Eskişehir İl Sağlık Müdürü Prof. Dr. Uğur Bilge, aşının önemine dikkati çekti. Durumun ciddiyetinin hastalığa yakalanınca anlaşıldığını kaydeden Bilge, şu değerlendirmelerde bulundu: “Şunu kabul etmeliyiz ki şu andaki Kovid-19, geçen yılki hastalık ile aynı değil. Delta varyantı daha bulaşıcı, daha genç yaştaki insanları etkiliyor ve 3-4 kat daha fazla kişiyi enfekte ediyor. Yani önceki Kovid-19, 2-3 kişiyi enfekte ederken Delta varyantı 6-8 kişiyi enfekte edebiliyor.”
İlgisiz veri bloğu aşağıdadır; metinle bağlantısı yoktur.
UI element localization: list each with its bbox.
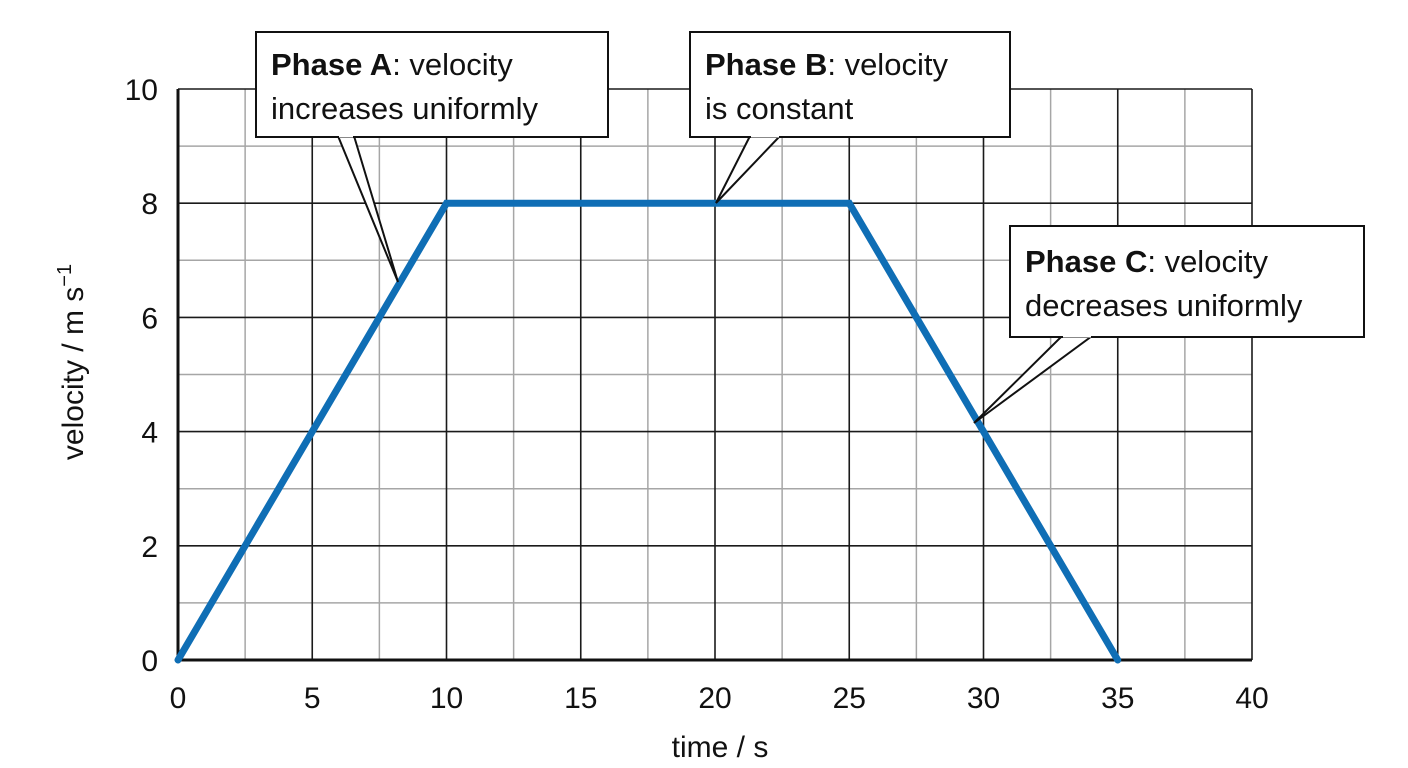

Ankara Üniversitesi Enfeksiyon Hastalıkları Ana Bilim Dalı Başkanı Prof. Dr. İsmail Balık, yoğun bakıma yatma açısından hiç aşı olmayanların ilk sırada olduğunu belirterek şunları anlattı: “2’nci sırada tek doz aşı olmuş olan kişiler. 3’üncü sırada ise 2’nci aşısını daha yeni olmuş yani bağışıklığı tam gelişmemiş olan kişiler. 4’üncü sırada da 2 doz aşı olmuş ve aradan 3 aydan daha fazla zaman geçmiş olan kişiler yoğun bakıma yatış sırasını oluşturuyor. Hiç aşı olmamış olanların bir an önce aşılarını yaptırmaları gerekiyor. 2’nci doz sırası geldiği halde olmayanların aşılarını yaptırmaları gerekiyor. Tek doz aşı hiçbir işe yaramıyor.”